In a polluted city, cancer risks might be low individually, “but if you’ve got a ubiquitous exposure such as diesel engine exhaust, then it could make an awful lot of people ill,” said Lesley Rushton, a biostatistician at Imperial College London. Rushton wrote an editorial in the Journal of the National Cancer Institute this year urging “stringent” standards for occupational and environmental exposure, said CNN. Rushton noted that the health risk is not limited to cancer. Asthmatics, for instance, experienced reduced lung function after just walking for two hours down a London street that was heavily trafficked by diesel-powered vehicles, explained CNN.
The use of diesel fuel has also entered the controversies surrounding hydraulic fracturing (fracking) drilling. Diesel fuel is one of the 60 or more known toxins used in the fracking process, although most wells can employ diesel without having to disclose as much.

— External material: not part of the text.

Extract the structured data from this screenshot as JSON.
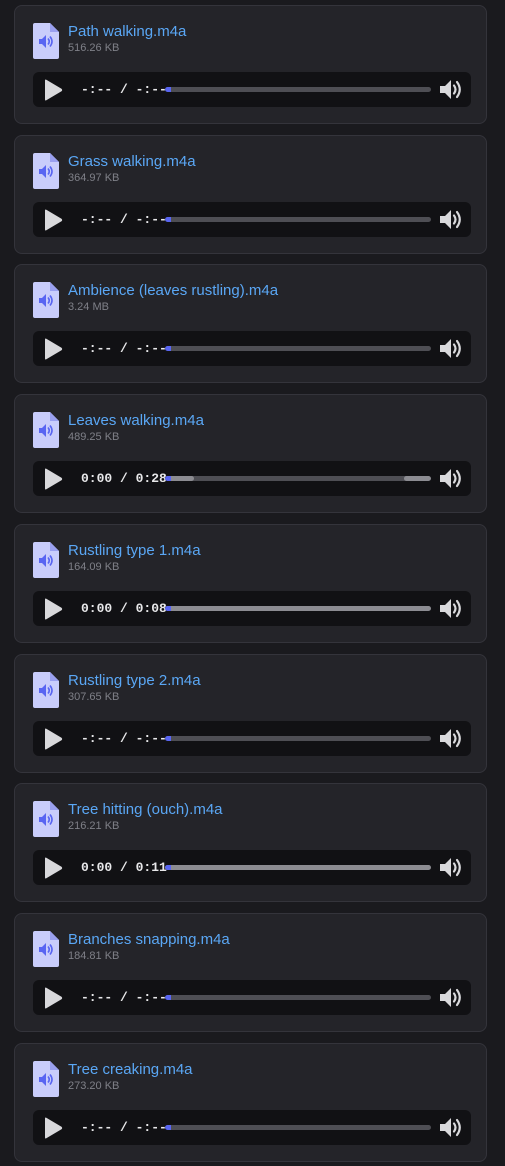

Last year, we wrote that research—conducted by the University of Edinburgh and published in the European Heart Journal—found that ultrafine diesel exhaust particles, released by exhaust fumes, could increase one’s likelihood for heart attacks. When diesel burns, it becomes harmful to blood vessels, increasing the risks for blood clots in the arteries, which can lead to a heart attack or stroke.
Scientists have also long known that diesel fumes might play a role in the development of lung cancer. Diesel fumes consist of a toxic stew of about 400 chemicals, including benzene, formaldehyde, arsenic, cyanide, and lead. Breathing large amounts of diesel fumes could cause respiratory diseases, and people with asthma, heart disease, and emphysema can experience a worsening of symptoms if exposed to the exhaust. In addition to lung cancer, long-term exposure can lead to chronic obstructive lung disease.
We also previously wrote that prior research suggested that lung cancer risks are higher among trucking industry workers because of diesel fume exposure. According to a study published the journal Environmental Health Perspectives, workers in the trucking industry with an estimated 20 years on the job have an elevated risk of lung cancer with each increasing year of work due to their diesel fume exposure.